Mainstream politicians and media commentators, meanwhile, took a different tack. Many of them went wild for New Zealand's Prime Minister Jacinda Ardern, after the latter showed a degree of sympathy for the victims lacking among more conservative pundits. In The New York Times, for example, Sushil Aaron wrote an article entitled 'Why Jacinda Ardern Matters', hailing the PM as a "progressive antithesis to right-wing strongmen like Trump, Orbán and Modi". And in Britain's Guardian newspaper, Suzanne Moore opined that "Jacinda Ardern is showing the world what real leadership is: sympathy, love and integrity" and even went so far as to claim that Ardern "has given us a vision of a better world". Many ordinary people seem to have been caught up in this Jacinda-mania, too: memes depicting a sorrowful Ardern wearing a hijab have been circulating on social media, captioned with lofty panegyrics to her compassion and - that word again - leadership. But the height of absurdity was reached in a letter co-signed by British Labour politicians Jeremy Corbyn, John McDonnell, Diane Abbott and Emily Thornberry, which praised Ardern as "an inspiration to the international working-class movement".
We should absolutely reject this lionization of Ardern. A former advisor to Tony Blair - a man hardly famed for his contribution to world peace - Ardern is known for her policy of reducing immigration into New Zealand. Together with its far-right coalition partners New Zealand First, Ardern's Labour Party has been whipping up anti-Chinese xenophobia and racism and New Zealand's military forces have played their part in the wars in Afghanistan, Iraq and elsewhere.
Indeed, while much of the press in New Zealand have argued that Christchurch signals an 'end of innocence' for the country, New Zealand was already fully implicated in the horrors of imperialism and its Prime Minister, like any other capitalist politician, represents a system of nationalism, exploitation and alienation that cannot but give rise to regular explosions of war and terrorism across the globe.

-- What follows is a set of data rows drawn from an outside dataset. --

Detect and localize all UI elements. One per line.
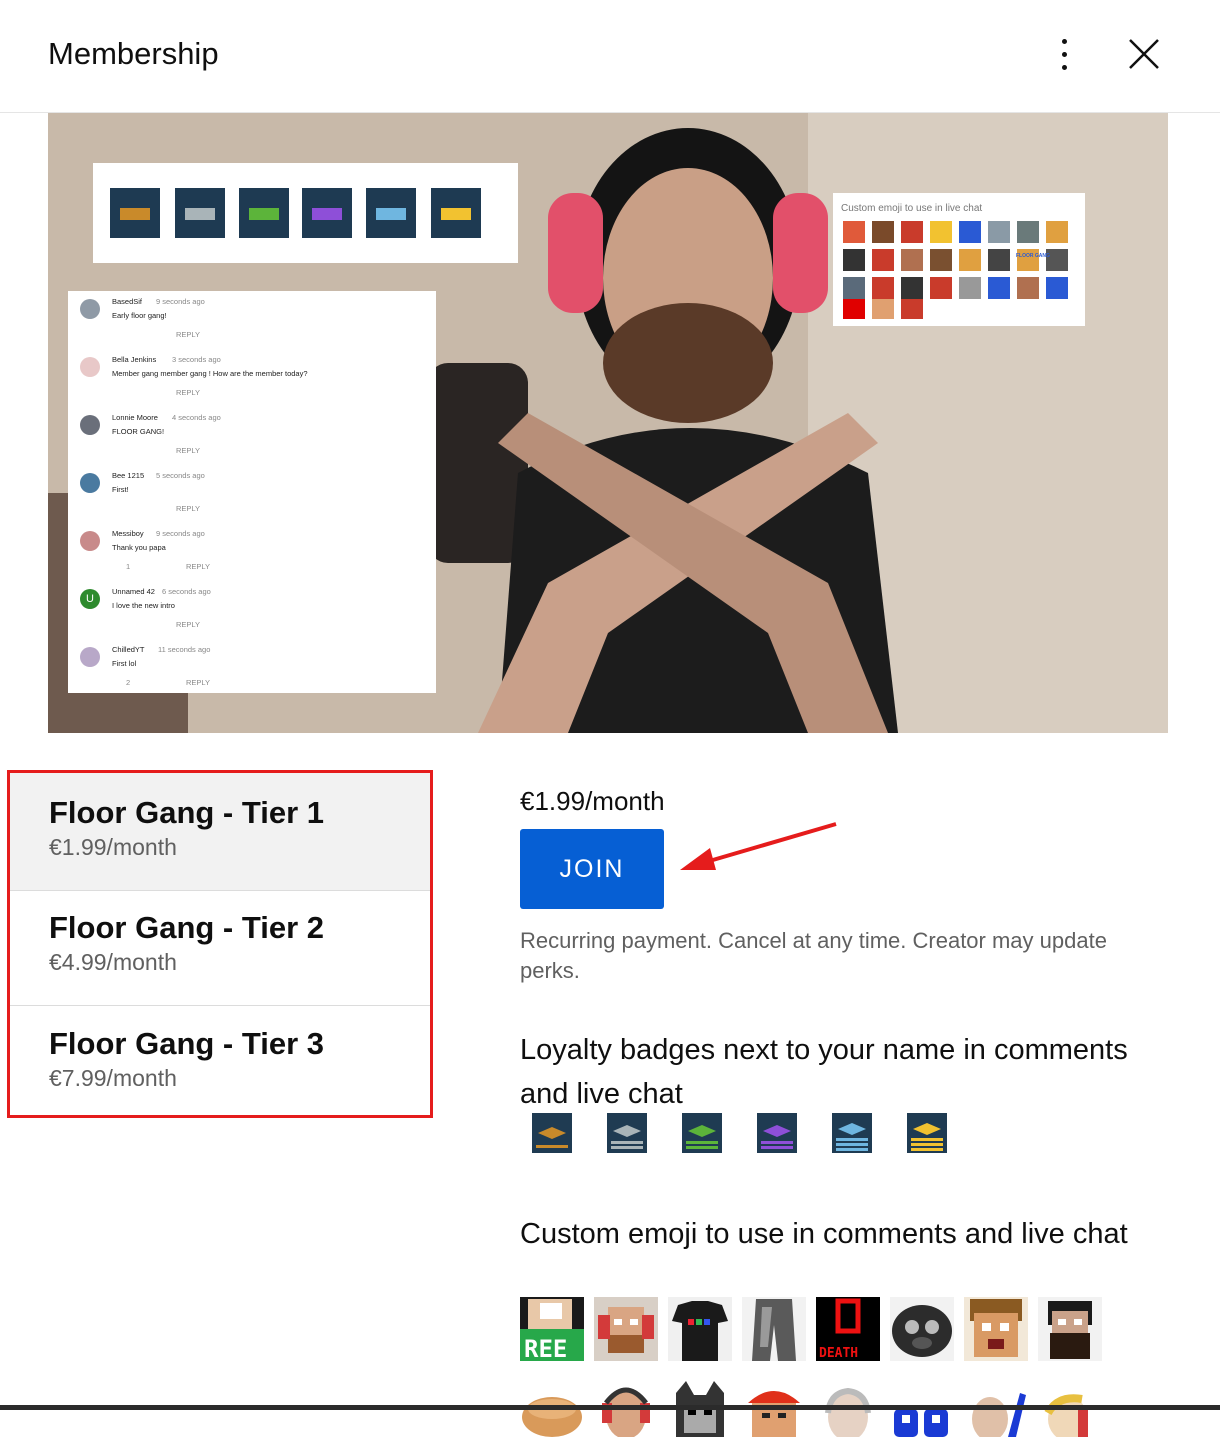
avatar: U: [80, 589, 100, 609]
tier-name: Floor Gang - Tier 1: [49, 795, 325, 830]
like-count: 1: [126, 562, 131, 571]
tier-price: €7.99/month: [49, 1065, 177, 1091]
more-vert-icon[interactable]: [1044, 30, 1084, 78]
comment-author: Unnamed 42: [112, 587, 155, 596]
comment-author: Messiboy: [112, 529, 144, 538]
pewds-headphones-emoji-icon: [594, 1297, 658, 1361]
comment-text: First!: [112, 485, 129, 494]
dialog-header: Membership: [0, 0, 1220, 113]
avatar: [80, 415, 100, 435]
green-badge-icon: [682, 1113, 722, 1153]
tier-name: Floor Gang - Tier 2: [49, 910, 325, 945]
avatar: [80, 357, 100, 377]
comment-text: I love the new intro: [112, 601, 175, 610]
comment-text: First lol: [112, 659, 137, 668]
hero-comment: U Unnamed 42 6 seconds ago I love the ne…: [78, 587, 428, 645]
tier-name: Floor Gang - Tier 3: [49, 1026, 325, 1061]
comment-text: FLOOR GANG!: [112, 427, 165, 436]
loyalty-badges: [532, 1113, 947, 1153]
annotation-arrow: [680, 822, 837, 870]
comment-author: BasedSif: [112, 297, 143, 306]
death-emoji-icon: DEATH: [816, 1297, 880, 1361]
recurring-payment-note: Recurring payment. Cancel at any time. C…: [520, 928, 1107, 983]
tier-price: €1.99/month: [49, 834, 177, 860]
hero-comment: ChilledYT 11 seconds ago First lol 2 REP…: [78, 645, 428, 695]
purple-badge-icon: [757, 1113, 797, 1153]
avatar: [80, 647, 100, 667]
comment-time: 11 seconds ago: [158, 645, 211, 654]
membership-hero-image: Custom emoji to use in live chat BasedSi…: [48, 113, 1168, 733]
hero-comment: BasedSif 9 seconds ago Early floor gang!…: [78, 297, 428, 355]
shocked-face-emoji-icon: [964, 1297, 1028, 1361]
reply-link: REPLY: [176, 330, 201, 339]
close-icon[interactable]: [1124, 34, 1164, 74]
reply-link: REPLY: [186, 562, 211, 571]
tier-option-2[interactable]: Floor Gang - Tier 2 €4.99/month: [10, 888, 430, 1006]
comment-author: Lonnie Moore: [112, 413, 158, 422]
comment-author: Bella Jenkins: [112, 355, 157, 364]
ree-emoji-text: REE: [524, 1335, 567, 1361]
blue-badge-icon: [832, 1113, 872, 1153]
reply-link: REPLY: [176, 620, 201, 629]
ree-emoji-icon: REE: [520, 1297, 584, 1361]
comment-author: Bee 1215: [112, 471, 145, 480]
perk-loyalty-badges-title: Loyalty badges next to your name in comm…: [520, 1034, 1128, 1110]
comment-text: Member gang member gang ! How are the me…: [112, 369, 308, 378]
death-emoji-text: DEATH: [819, 1346, 858, 1361]
bronze-badge-icon: [532, 1113, 572, 1153]
reply-link: REPLY: [186, 678, 211, 687]
avatar: [80, 473, 100, 493]
avatar: [80, 531, 100, 551]
join-button[interactable]: JOIN: [520, 829, 664, 909]
comment-time: 4 seconds ago: [172, 413, 221, 422]
pug-emoji-icon: [890, 1297, 954, 1361]
hero-comment: Lonnie Moore 4 seconds ago FLOOR GANG! R…: [78, 413, 428, 471]
custom-emoji-grid: REE DEATH: [520, 1297, 1120, 1437]
hero-comment: Messiboy 9 seconds ago Thank you papa 1 …: [78, 529, 428, 587]
beard-face-emoji-icon: [1038, 1297, 1102, 1361]
like-count: 2: [126, 678, 131, 687]
reply-link: REPLY: [176, 504, 201, 513]
comment-time: 9 seconds ago: [156, 529, 205, 538]
hero-emoji-panel-title: Custom emoji to use in live chat: [841, 203, 983, 214]
selected-tier-price: €1.99/month: [520, 786, 665, 816]
tier-option-3[interactable]: Floor Gang - Tier 3 €7.99/month: [10, 1004, 430, 1122]
reply-link: REPLY: [176, 446, 201, 455]
comment-author: ChilledYT: [112, 645, 145, 654]
comment-time: 9 seconds ago: [156, 297, 205, 306]
tier-option-1[interactable]: Floor Gang - Tier 1 €1.99/month: [10, 773, 430, 891]
silver-badge-icon: [607, 1113, 647, 1153]
hero-floor-gang-emoji: FLOOR GANG: [1016, 253, 1050, 259]
tshirt-emoji-icon: [668, 1297, 732, 1361]
comment-time: 6 seconds ago: [162, 587, 211, 596]
pants-emoji-icon: [742, 1297, 806, 1361]
reply-link: REPLY: [176, 388, 201, 397]
comment-text: Thank you papa: [112, 543, 166, 552]
avatar: [80, 299, 100, 319]
perk-custom-emoji-title: Custom emoji to use in comments and live…: [520, 1218, 1128, 1250]
gold-badge-icon: [907, 1113, 947, 1153]
comment-time: 3 seconds ago: [172, 355, 221, 364]
tier-list: Floor Gang - Tier 1 €1.99/month Floor Ga…: [7, 770, 433, 1118]
window-bottom-edge: [0, 1405, 1220, 1410]
tier-price: €4.99/month: [49, 949, 177, 975]
dialog-title: Membership: [48, 36, 219, 71]
hero-comment: Bee 1215 5 seconds ago First! REPLY: [78, 471, 428, 529]
comment-time: 5 seconds ago: [156, 471, 205, 480]
hero-comment: Bella Jenkins 3 seconds ago Member gang …: [78, 355, 428, 413]
comment-text: Early floor gang!: [112, 311, 167, 320]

Atrocities like Christchurch perfectly reflect the necropolitics (Achille Mbembe's term) of the contemporary nation state, its formidable power over the very existence of black and brown civilian bodies. Faced with events like these, then, we would do well to reject both the racist nationalism of deranged xenophobes like Tarrant and the hypocritical condemnation of it by world leaders. What neither the liberal nor the right-wing media can acknowledge is that only way of halting racist violence, of banishing the scourges of social antagonism, fear and alienation, is for working-class people to come together - peacefully if possible - to end the system that causes them.